Announcing "tecdh" crate

Dfns is launching tecdh, our new open-source library for threshold elliptic-curve Diffie-Hellman key exchange protocol. This library, maintained by Lockness under the Linux Foundation Decentralized Trust (LFDT), provides a building block for fast and secure key exchange, where the parties don't have to store the full key.

Technical Details

This crate was made by me and my colleague Denis Varlakov as an adaptation of the [tBLS] signature scheme for another use-case. We at Dfns specialize in threshold signatures, and we applied all our knowledge here. tecdh is highly optimized and integrates our previous developments in key share and network management:

• It's based on the [generic-ec] crate for ease of integration of new elliptic curves
• The multi-round setup is made with the [round-based] https://crates.io/crates/round-based crate for optimized network performance
• And the key shares themselves are from the [key-share] https://crates.io/crates/key-share crate, which allows to use any compatible algorithms for key share generation and management

Using the library

Distributed key generation (DKG)

As mentioned above, you can use any `key-share` compatible crate. We recommend using [cggmp24-keygen] \- it's another protocol based on `round-based`, which means you can reuse the network setup between it and `tecdh`.

First you will need to define the transport layer, which consists of a stream and a sink:

let incoming: impl futures::Stream<Item = Result<round_based::Incoming<Msg>>>;
let outgoing: impl futures::Sink<round_based::Outgoing<Msg>>;

Here:

Stream and Sink are the familiar primitives from the [futures] crate. - round_based::Incoming and round_based::Outgoing wrap around Msg and add extra data (e.g., sender/recipient). - Msg is the message type used by cggmp24-keygen

The transport layer must be authenticated: each message must be cryptographically verified that it comes from the claimed sender.

Next, construct an MpcParty for the DKG protocol:

let party = round_based::MpcParty::connected((incoming, outgoing));

Finally, you can execute the DKG protocol with all parties sharing the key.
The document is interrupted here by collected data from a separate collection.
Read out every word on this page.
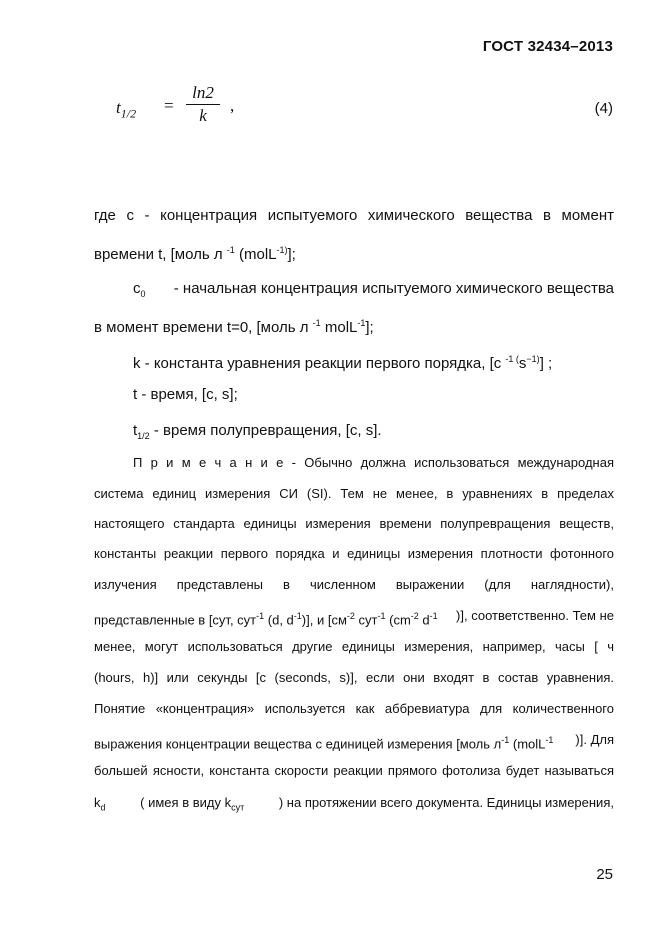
ГОСТ 32434–2013
$t_{1/2}$ =
ln2
k
,	(4)
где c - концентрация испытуемого химического вещества в момент
времени t, [моль л $^{-1}$ (molL$^{-1)}$];
$c_0$ - начальная концентрация испытуемого химического вещества
в момент времени t=0, [моль л $^{-1}$ molL$^{-1}$];
k - константа уравнения реакции первого порядка, [c $^{-1 (}s^{-1)}$] ;
t - время, [c, s];
$t_{1/2}$ - время полупревращения, [c, s].
П р и м е ч а н и е - Обычно должна использоваться международная
система единиц измерения СИ (SI). Тем не менее, в уравнениях в пределах
настоящего стандарта единицы измерения времени полупревращения веществ,
константы реакции первого порядка и единицы измерения плотности фотонного
излучения представлены в численном выражении (для наглядности),
представленные в [сут, сут$^{-1}$ (d, $d^{-1}$)], и [$см^{-2}$ сут$^{-1}$ ($cm^{-2}$ $d^{-1}$ )], соответственно. Тем не
менее, могут использоваться другие единицы измерения, например, часы [ ч
(hours, h)] или секунды [c (seconds, s)], если они входят в состав уравнения.
Понятие «концентрация» используется как аббревиатура для количественного
выражения концентрации вещества с единицей измерения [моль $л^{-1}$ (molL$^{-1}$ )]. Для
большей ясности, константа скорости реакции прямого фотолиза будет называться
$k_d$	( имея в виду $k_{сут}$	) на протяжении всего документа. Единицы измерения,
25
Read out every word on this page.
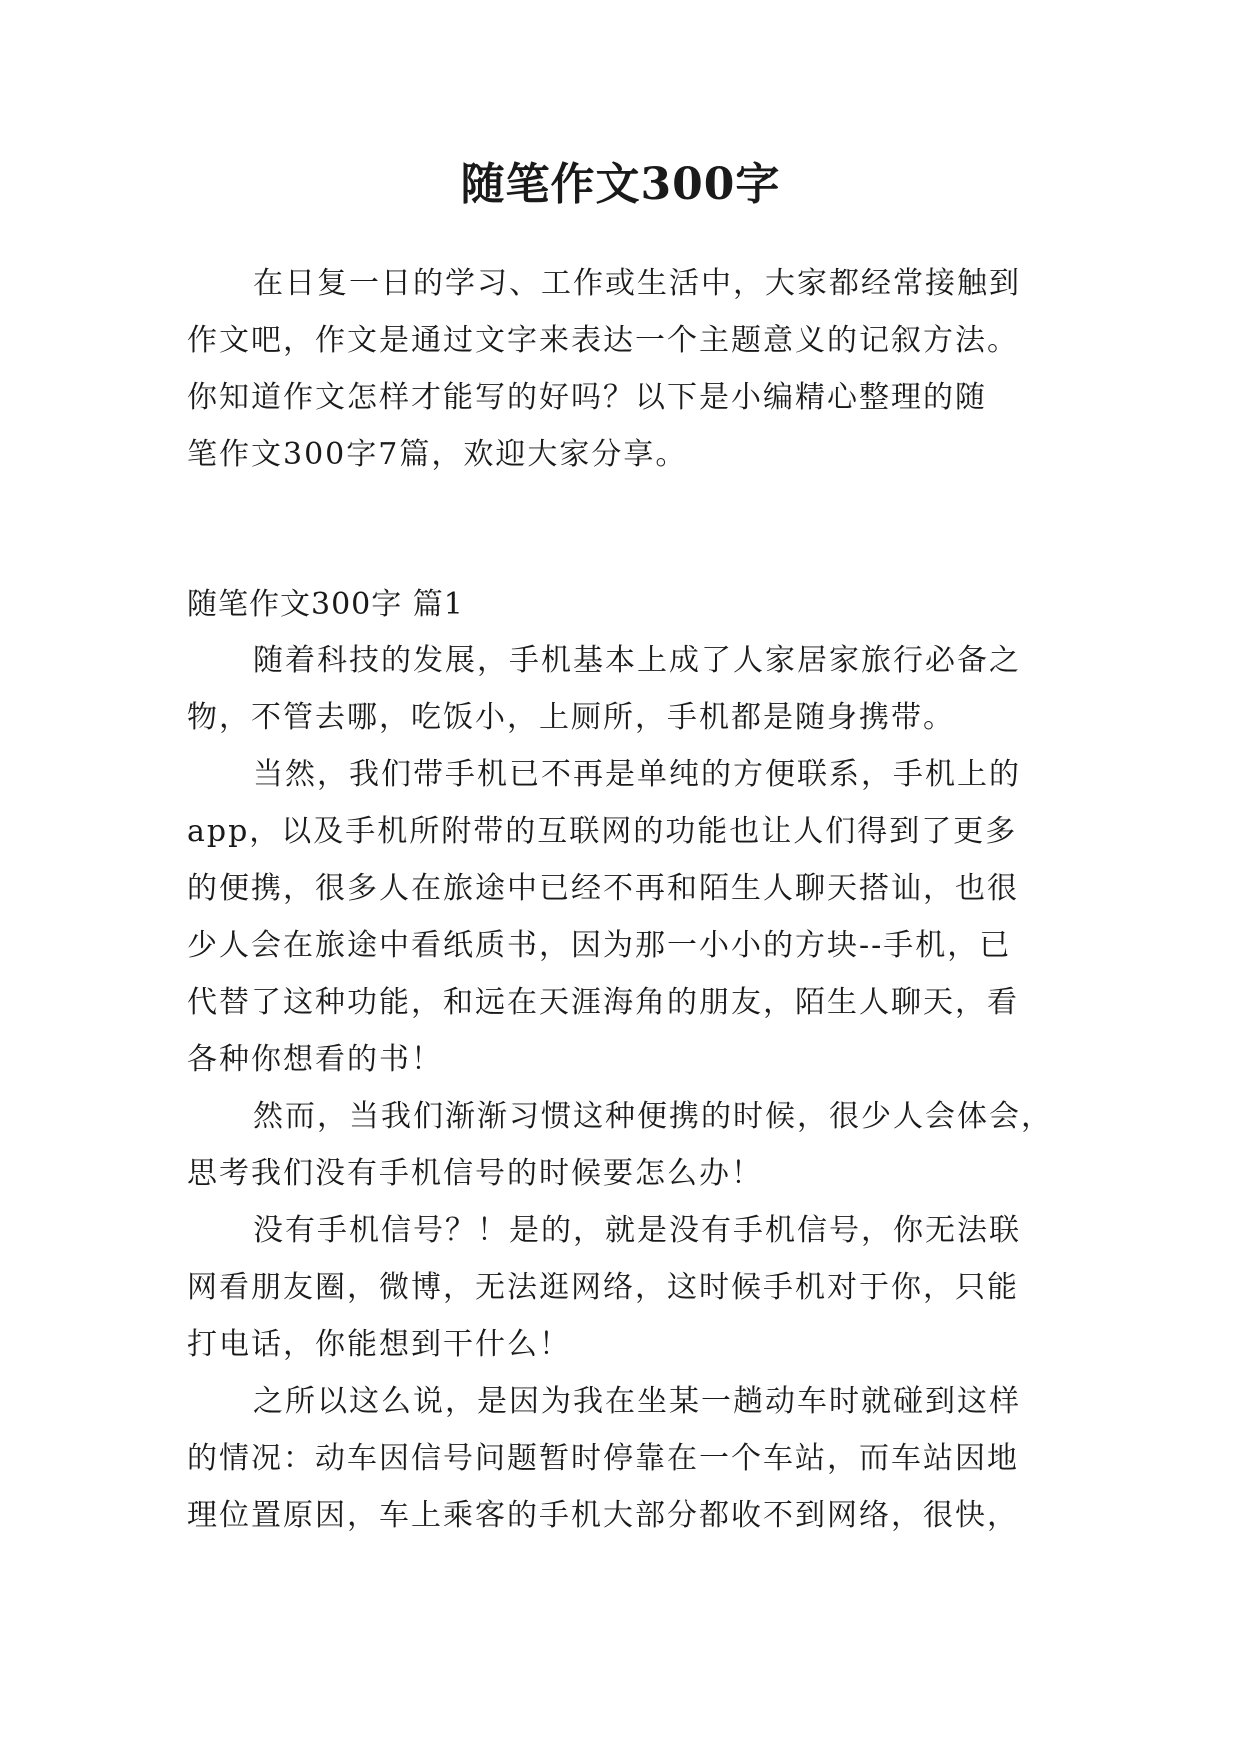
随笔作文300字
在日复一日的学习、工作或生活中，大家都经常接触到
作文吧，作文是通过文字来表达一个主题意义的记叙方法。
你知道作文怎样才能写的好吗？以下是小编精心整理的随
笔作文300字7篇，欢迎大家分享。
随笔作文300字 篇1
随着科技的发展，手机基本上成了人家居家旅行必备之
物，不管去哪，吃饭小，上厕所，手机都是随身携带。
当然，我们带手机已不再是单纯的方便联系，手机上的
app，以及手机所附带的互联网的功能也让人们得到了更多
的便携，很多人在旅途中已经不再和陌生人聊天搭讪，也很
少人会在旅途中看纸质书，因为那一小小的方块--手机，已
代替了这种功能，和远在天涯海角的朋友，陌生人聊天，看
各种你想看的书！
然而，当我们渐渐习惯这种便携的时候，很少人会体会，
思考我们没有手机信号的时候要怎么办！
没有手机信号？！是的，就是没有手机信号，你无法联
网看朋友圈，微博，无法逛网络，这时候手机对于你，只能
打电话，你能想到干什么！
之所以这么说，是因为我在坐某一趟动车时就碰到这样
的情况：动车因信号问题暂时停靠在一个车站，而车站因地
理位置原因，车上乘客的手机大部分都收不到网络，很快，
Parties must agree on parameters like the participant indices, the execution ID, and the threshold value.

use E = tecdh::generic_ec::curves::Ed25519;
let eid = cggmp24_keygen::ExecutionId::new(b"unique execution id");
let i = /* signer index (0 <= i < n) */;
let n = /* number of parties */;
let t = /* threshold value */;
let key_share = cggmp24_keygen::keygen::<E>(eid, i, n)
    .set_threshold(t)
    .start(&mut rand::rngs::OsRng, party)
    .await?;

This generates a shared key among the parties that run this code based on the specified parameters.

Key exchange

Now, having received a public key from the counterparty and having the key shares prepared, you can execute the tecdh protocol itself.

let party = round_based::MpcParty::connected((incoming, outgoing)); // as above

let counterparty_key: generic_ec::NonZero<generic_ec::Point<E>>;

let eid = b"unique execution id";
let i = /* signer index (0 <= i < n) */;
let participant_indices: &[u16] = /* match keygen participants to tecdh */;

let session_key = tecdh::start::<sha2::Sha256, E, _>(
    &eid,
    counterparty_key,
    i,
    &key_share,
    participant_indices,
    party,
    &mut rand::rngs::OsRng,
).await?;

For more information on the relevant functions, you can read the documentation on [docs.rs]

Open-sourcing

Our tECDH implementation marks a major step forward in distributed cryptographic threshold protocols. By open-sourcing it and placing it under Lockness governance, we’re creating a collaborative space to drive innovation and enhance security. We encourage the community to explore this tool and contribute to its growth.